'Indy' flair at 'Film Night'

Posted
Monday, July 28
LENOX — John Williams loves to surprise his audience and to keep his annual Boston Pops "Film Night at Tanglewood" extravaganza fresh and exciting. No phoning-it-home for this prolific composer of 100-plus movie and TV scores and many concert works.

So, for his 10th annual, widely imitated "Hollywood on the Housatonic" expedition into the history of film music, Williams opened with a six-minute "Tribute to the Film Composer," a canny arrangement of recognizable themes linked together from some 25 scores with velvet-smooth transitions.

A Saturday-evening crowd that may have been close to 15,000 gave Williams the usual hero's welcome. Offering his customary running commentary, Williams tipped his baton to two Nazi-refugee composers who found considerable success in Hollywood. Erich Korngold — whom he described as the "grandfather of film music" — was represented by the March from the Errol Flynn classic, "The Adventures of Robin Hood." Franz Waxman's suite from his early '50s score for "A Place in the Sun" summoned up memories of the great film derived from Theodore Dreiser's "An American Tragedy." Guest artist Kenneth Radnovsky contributed a suitably moody and proficient alto-sax solo.

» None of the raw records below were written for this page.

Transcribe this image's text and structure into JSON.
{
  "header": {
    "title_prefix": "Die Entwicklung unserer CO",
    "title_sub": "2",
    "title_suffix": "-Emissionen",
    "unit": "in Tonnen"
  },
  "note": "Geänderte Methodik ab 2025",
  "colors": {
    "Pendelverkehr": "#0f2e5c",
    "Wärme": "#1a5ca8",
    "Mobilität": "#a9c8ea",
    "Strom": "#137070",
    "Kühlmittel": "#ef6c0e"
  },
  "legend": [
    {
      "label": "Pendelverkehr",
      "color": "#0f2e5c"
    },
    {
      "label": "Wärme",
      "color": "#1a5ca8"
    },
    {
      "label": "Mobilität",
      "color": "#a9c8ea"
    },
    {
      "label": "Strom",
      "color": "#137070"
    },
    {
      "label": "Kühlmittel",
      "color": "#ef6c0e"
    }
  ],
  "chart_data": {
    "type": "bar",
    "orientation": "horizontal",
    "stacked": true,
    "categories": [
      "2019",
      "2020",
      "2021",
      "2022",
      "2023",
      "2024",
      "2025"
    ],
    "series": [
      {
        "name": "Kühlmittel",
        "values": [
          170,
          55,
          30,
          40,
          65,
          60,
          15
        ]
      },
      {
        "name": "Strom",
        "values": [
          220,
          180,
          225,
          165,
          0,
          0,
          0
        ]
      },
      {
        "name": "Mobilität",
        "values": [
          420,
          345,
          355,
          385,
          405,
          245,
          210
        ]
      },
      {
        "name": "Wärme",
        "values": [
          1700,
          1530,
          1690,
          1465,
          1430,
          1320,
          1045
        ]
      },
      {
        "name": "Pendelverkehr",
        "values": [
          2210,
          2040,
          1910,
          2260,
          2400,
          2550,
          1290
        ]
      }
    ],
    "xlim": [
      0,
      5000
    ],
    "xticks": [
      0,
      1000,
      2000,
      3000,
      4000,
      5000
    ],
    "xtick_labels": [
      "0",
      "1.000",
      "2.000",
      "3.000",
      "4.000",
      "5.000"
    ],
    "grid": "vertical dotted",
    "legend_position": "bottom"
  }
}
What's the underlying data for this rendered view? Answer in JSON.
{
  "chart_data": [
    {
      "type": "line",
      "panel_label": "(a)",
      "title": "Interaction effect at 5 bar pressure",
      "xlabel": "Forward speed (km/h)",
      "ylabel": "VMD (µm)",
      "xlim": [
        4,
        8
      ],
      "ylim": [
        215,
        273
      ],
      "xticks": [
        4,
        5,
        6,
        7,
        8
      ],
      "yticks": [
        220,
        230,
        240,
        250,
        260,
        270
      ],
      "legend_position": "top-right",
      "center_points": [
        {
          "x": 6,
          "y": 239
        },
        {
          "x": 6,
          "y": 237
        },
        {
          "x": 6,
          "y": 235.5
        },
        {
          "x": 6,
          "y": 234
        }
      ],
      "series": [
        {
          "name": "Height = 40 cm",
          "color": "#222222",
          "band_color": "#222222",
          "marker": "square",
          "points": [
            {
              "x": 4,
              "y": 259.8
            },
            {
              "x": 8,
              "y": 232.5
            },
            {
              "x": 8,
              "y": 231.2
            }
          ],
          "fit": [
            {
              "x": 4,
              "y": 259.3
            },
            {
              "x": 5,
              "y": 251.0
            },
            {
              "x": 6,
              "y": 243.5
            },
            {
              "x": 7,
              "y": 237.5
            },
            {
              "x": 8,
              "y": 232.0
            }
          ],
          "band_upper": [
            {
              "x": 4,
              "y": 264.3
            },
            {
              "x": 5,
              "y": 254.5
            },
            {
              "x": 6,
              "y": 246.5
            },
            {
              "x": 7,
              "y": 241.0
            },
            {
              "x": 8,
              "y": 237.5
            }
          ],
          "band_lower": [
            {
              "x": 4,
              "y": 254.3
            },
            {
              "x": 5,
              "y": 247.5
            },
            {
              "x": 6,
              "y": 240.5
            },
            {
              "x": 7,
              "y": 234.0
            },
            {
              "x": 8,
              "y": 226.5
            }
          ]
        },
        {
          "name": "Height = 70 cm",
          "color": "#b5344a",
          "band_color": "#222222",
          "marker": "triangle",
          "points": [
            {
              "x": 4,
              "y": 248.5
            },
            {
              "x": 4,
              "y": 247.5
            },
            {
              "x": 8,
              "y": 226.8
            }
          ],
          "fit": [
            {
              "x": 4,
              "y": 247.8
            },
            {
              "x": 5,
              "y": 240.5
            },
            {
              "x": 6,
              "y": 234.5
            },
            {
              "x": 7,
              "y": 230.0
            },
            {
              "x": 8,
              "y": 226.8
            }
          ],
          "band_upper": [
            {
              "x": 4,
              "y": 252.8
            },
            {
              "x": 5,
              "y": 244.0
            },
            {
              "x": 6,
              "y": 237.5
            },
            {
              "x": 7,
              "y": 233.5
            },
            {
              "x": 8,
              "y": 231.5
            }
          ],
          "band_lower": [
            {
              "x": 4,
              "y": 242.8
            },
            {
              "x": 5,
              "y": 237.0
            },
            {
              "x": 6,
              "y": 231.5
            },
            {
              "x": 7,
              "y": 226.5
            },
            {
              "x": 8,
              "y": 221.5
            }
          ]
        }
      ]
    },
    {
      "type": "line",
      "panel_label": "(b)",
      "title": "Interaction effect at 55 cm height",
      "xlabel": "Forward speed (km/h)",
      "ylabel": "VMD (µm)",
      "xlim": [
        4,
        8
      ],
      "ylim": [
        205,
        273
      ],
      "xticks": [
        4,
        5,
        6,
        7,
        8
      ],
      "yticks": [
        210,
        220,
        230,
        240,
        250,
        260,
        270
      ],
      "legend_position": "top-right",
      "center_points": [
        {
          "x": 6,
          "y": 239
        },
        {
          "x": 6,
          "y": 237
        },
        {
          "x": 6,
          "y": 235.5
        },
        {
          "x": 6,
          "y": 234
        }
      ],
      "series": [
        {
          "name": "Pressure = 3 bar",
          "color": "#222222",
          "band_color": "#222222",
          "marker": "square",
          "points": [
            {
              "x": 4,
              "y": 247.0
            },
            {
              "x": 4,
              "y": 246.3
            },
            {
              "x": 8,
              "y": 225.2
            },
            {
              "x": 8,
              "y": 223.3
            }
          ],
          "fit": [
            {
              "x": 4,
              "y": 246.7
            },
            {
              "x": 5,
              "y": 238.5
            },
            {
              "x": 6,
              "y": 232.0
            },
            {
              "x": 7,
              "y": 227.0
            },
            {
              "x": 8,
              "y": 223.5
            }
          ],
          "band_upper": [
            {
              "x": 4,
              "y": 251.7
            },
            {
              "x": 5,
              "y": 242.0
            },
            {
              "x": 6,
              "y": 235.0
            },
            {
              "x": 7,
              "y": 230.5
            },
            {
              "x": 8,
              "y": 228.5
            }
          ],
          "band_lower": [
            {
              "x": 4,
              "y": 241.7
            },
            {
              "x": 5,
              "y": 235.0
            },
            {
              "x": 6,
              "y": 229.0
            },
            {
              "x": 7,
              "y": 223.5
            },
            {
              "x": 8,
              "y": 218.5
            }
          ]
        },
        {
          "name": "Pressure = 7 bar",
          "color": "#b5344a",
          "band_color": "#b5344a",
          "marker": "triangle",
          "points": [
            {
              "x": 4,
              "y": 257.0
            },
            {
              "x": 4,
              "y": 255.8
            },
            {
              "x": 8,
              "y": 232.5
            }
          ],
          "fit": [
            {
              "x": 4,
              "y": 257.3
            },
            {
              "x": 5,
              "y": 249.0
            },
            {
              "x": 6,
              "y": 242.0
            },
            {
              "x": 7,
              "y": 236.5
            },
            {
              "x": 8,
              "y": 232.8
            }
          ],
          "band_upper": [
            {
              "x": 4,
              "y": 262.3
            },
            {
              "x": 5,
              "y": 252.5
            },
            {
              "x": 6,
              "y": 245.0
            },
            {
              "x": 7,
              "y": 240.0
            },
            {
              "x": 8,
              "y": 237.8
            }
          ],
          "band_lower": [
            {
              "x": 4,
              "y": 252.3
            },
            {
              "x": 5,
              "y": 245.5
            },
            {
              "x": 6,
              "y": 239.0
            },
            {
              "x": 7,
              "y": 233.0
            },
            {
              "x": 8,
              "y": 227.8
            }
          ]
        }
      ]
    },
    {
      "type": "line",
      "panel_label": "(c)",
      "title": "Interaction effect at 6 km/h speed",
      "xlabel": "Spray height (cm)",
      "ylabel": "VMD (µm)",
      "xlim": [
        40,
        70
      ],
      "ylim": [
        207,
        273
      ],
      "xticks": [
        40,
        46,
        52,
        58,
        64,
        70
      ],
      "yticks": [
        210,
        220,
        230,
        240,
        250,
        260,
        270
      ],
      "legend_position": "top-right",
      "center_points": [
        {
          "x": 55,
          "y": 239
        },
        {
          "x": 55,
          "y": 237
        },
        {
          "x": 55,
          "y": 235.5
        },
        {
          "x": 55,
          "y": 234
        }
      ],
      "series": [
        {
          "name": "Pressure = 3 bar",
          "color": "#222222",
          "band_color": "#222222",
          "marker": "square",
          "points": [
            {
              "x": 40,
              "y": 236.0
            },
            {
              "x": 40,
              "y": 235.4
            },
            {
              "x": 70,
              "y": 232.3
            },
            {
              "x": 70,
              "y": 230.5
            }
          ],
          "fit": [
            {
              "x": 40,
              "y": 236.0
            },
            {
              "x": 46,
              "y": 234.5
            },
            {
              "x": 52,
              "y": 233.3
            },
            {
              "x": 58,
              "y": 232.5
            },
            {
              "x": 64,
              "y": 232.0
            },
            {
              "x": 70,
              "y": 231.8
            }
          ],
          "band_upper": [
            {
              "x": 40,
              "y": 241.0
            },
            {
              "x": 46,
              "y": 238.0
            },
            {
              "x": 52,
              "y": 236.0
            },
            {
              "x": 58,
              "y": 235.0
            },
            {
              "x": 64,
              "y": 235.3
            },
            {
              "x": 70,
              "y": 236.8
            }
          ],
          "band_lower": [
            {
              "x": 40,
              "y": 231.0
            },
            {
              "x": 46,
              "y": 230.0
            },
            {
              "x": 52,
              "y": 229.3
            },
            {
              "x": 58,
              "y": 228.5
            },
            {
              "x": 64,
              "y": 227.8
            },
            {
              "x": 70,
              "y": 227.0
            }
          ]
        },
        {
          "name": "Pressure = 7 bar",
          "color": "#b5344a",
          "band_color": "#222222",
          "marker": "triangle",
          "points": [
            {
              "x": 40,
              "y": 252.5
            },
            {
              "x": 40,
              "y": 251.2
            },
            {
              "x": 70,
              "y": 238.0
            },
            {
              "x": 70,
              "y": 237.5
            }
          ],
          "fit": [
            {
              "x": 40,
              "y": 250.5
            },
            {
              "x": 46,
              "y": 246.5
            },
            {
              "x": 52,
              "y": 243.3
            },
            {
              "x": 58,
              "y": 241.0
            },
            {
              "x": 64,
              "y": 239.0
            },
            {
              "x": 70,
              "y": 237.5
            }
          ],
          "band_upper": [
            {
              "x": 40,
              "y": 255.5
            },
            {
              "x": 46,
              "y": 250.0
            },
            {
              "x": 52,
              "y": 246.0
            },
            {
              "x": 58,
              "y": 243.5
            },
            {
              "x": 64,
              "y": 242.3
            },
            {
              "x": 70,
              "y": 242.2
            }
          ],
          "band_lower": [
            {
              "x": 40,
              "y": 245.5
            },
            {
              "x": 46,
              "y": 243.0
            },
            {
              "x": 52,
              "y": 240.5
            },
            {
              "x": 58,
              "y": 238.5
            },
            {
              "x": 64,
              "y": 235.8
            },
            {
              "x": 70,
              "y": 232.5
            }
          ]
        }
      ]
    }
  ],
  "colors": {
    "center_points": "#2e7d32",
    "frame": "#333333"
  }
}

In his typically soaring fantasyland style, Williams's "Flight to Neverland" from "Hook" recalls his score for "ET" a decade earlier. And his theme from the 1995 "Sabrina" remake is notable for a haunting, extended violin solo, played here by Pops concertmaster Tamara Smirnova with heartfelt passion and spot-on virtuosity.

Montages of film clips accompanied by live music is the hallmark of Williams's innovation. Introducing a cleverly-crafted 7-minute CliffsNotes version of Steven Spielberg's "Close Encounters of the Third Kind," Williams was unstinting in his praise for the iconic 1977 film, calling it "one of Spielberg's greatest... infused with magic and warmth." He noted that this was the first major movie to depict aliens as charming, smart, non-threatening, nurturing creatures — a theme to be picked up by Spielberg just a few years later in "ET," where many of the human beings are frighteningly insensitive as seen through children's eyes. The suite was accorded perhaps the most evocative performance of the evening.

In a last-minute program change, and with an eye toward Beijing, Williams added "Olympic Spirit," his celebratory ode composed for NBC's coverage of the 1988 Summer Games in Seoul, accompanied by a montage of video clips showcasing the prowess of the young athletes.

"A Tribute to Indiana Jones" formed the evening's centerpiece, showcasing highlights from Williams's scores for the four epic adventures and offering a perfect occasion to bring out Kate Capshaw, who met Spielberg when he cast her as "Willie" Scott in "Indiana Jones and the Temple of Doom" in 1984; the two subsequently married in 1991. Also making a cameo appearance near the end of the evening was Karen Allen, whose career went into high-flying orbit in 1981 when Spielberg chose her as Harrison Ford's love interest in "Raiders of the Lost Ark" and in recent years having put down deep roots in Great Barrington.

But it was Spielberg, making a return appearance on "Film Night," who served as narrator; in an especially fascinating sequence, he introduced a screening of the circus-train chase from "Indiana Jones and the Last Crusade," first without music (making it look like an art film, Spielberg quipped) and then adding Williams's dramatic score. "To that man, I owe my career," Spielberg declared, and there was no hyperbole in the statement.

With a generous sampling of other "Indiana Jones" musical highlights — including the Boston University Tanglewood Institute Young Artists Chorus enthusiastically backing up the "Anything Goes" scene from "Temple of Doom" — Williams demonstrated what we've all known for years. The Spielberg-Williams soundtracks (he has scored all but one of the director's 25 big-screen films, with three more in the pipeline) will endure as one of Hollywood's legendary collaborations.

In his customary brisk, efficient, graceful podium manner, Williams drew heartfelt, proficient performances from the mostly BSO players throughout the evening — another example of a Tanglewood tradition that one hopes will endure for years to come.